The radio transmissions were encrypted and sent in one-millisecond compressed bursts, but Rivas was still nervous. The Japanese may not have invented modern technology, but they sure as hell were masters at it.

“Okay, he’s in a black Mercedes 600, license seven-one-seven, governmental.”

“Stand by.”

The limo moved over to the center lane and the taxi switched lanes with it. Before Rivas could follow suit a pair of white Toyota vans pulled up on either side of him, boxing him in.

“Seven, the limo belongs to Shimoyama, so watch yourself.” Shiego Shimoyama was chief of Tokyo police. He had a reputation for hating Americans.

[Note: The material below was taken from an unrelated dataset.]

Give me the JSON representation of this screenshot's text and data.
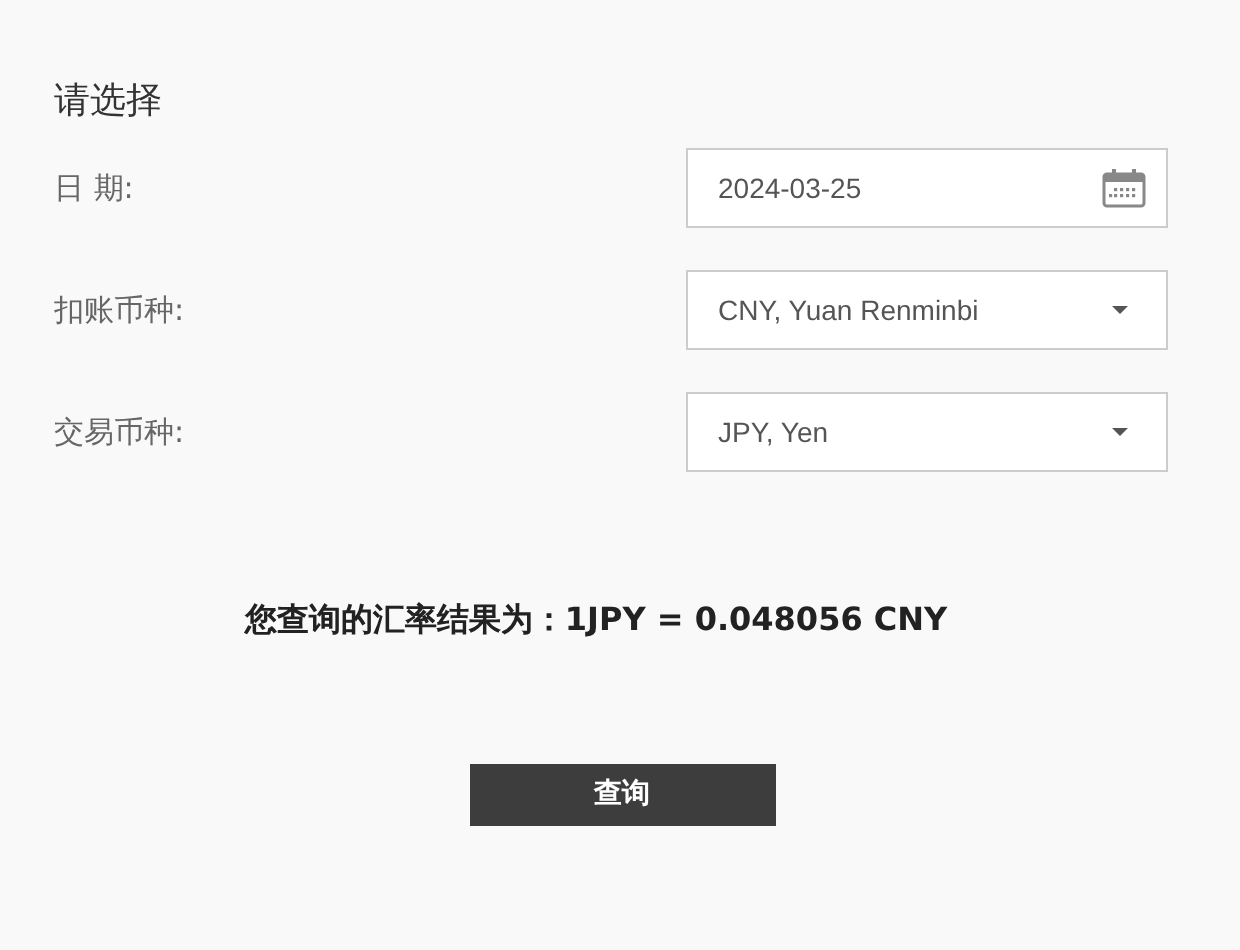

Rivas tried to speed up, but a third white Toyota van, which had been in front of the limo, switched lanes directly in front of him and dropped back.

“Control, seven, I’ve got trouble here,” Rivas radioed, but there was no reply.

The limo suddenly shot across three lanes and made the left turn toward the port, but Rivas, still boxed in, was forced to turn right through the intersection, toward Rappongi.

“Control, seven, you copy?”

The radio was silent.

“Shit,” Rivas said, looking for a way out, but the three vans refused to get out of the way, and a fourth suddenly appeared in his rearview mirror.

“Control, seven,” he radioed.

When there was no answer, he dropped the microphone. Like taking candy from a baby, he thought. But then it was their city, where a Westerner stood out like a sore thumb. The real trouble would come when he had to write his report. This was hot, and he’d blown it.

A few blocks later the white vans turned off, which came as no surprise, and his radio started to work again.

“Seven, this is control, do you read?”

“Control, seven, I copy. I lost him.”

Tanegashima Space Center

Joseph Lee gazed out the floor-to-ceiling windows toward the powerful H2C rocket on its launchpad five miles away, only a few puffy clouds marring an otherwise perfectly blue sky. Except for the incident this morning with the CIA officer in Tokyo, he was certain that the Americans had no idea he’d flown down here for the launch. Everything that he’d put in place for Morning Sun was developing as planned, in Taiwan, in Tokyo, in Washington and especially here at the space center. Nothing would go wrong.

“Joseph, I came as soon as I heard that you had arrived,” Tomichi Kunimatsu said.

Lee turned as the slightly built Tanegashima Space Center director came across the palatial great room, his hand outstretched.

They shook hands. “I’m happy to be here at least,” Lee said. “How is the countdown coming?”

“We’re at seventy-two hours, and I’m happy to say that so far there have been no major holds.” Kunimatsu, whose quarters these were behind the launch control complex, frowned. “I understand that you ran into some trouble in Tokyo?”

“Nothing serious,” Lee said. “How about the American Tiger team, are they behaving themselves?”

“No, but we’re taking care of them. Kimura wants to send them home now, and I agree.”

“Not until the launch. Otherwise there might be questions. That is, of course, if you can keep them out of mischief.”

“This close to launch, frankly they make me nervous, but I can see the wisdom in what you advise.” Kunimatsu looked out the windows. “Nine minutes after launch we will lose contact with the spaceship. And by the time Norad’s space command finds our wayward satellite, if they do, we will already have made the announcement.” He turned back to Lee. “Everyone will know the true meaning of Hagoromo.”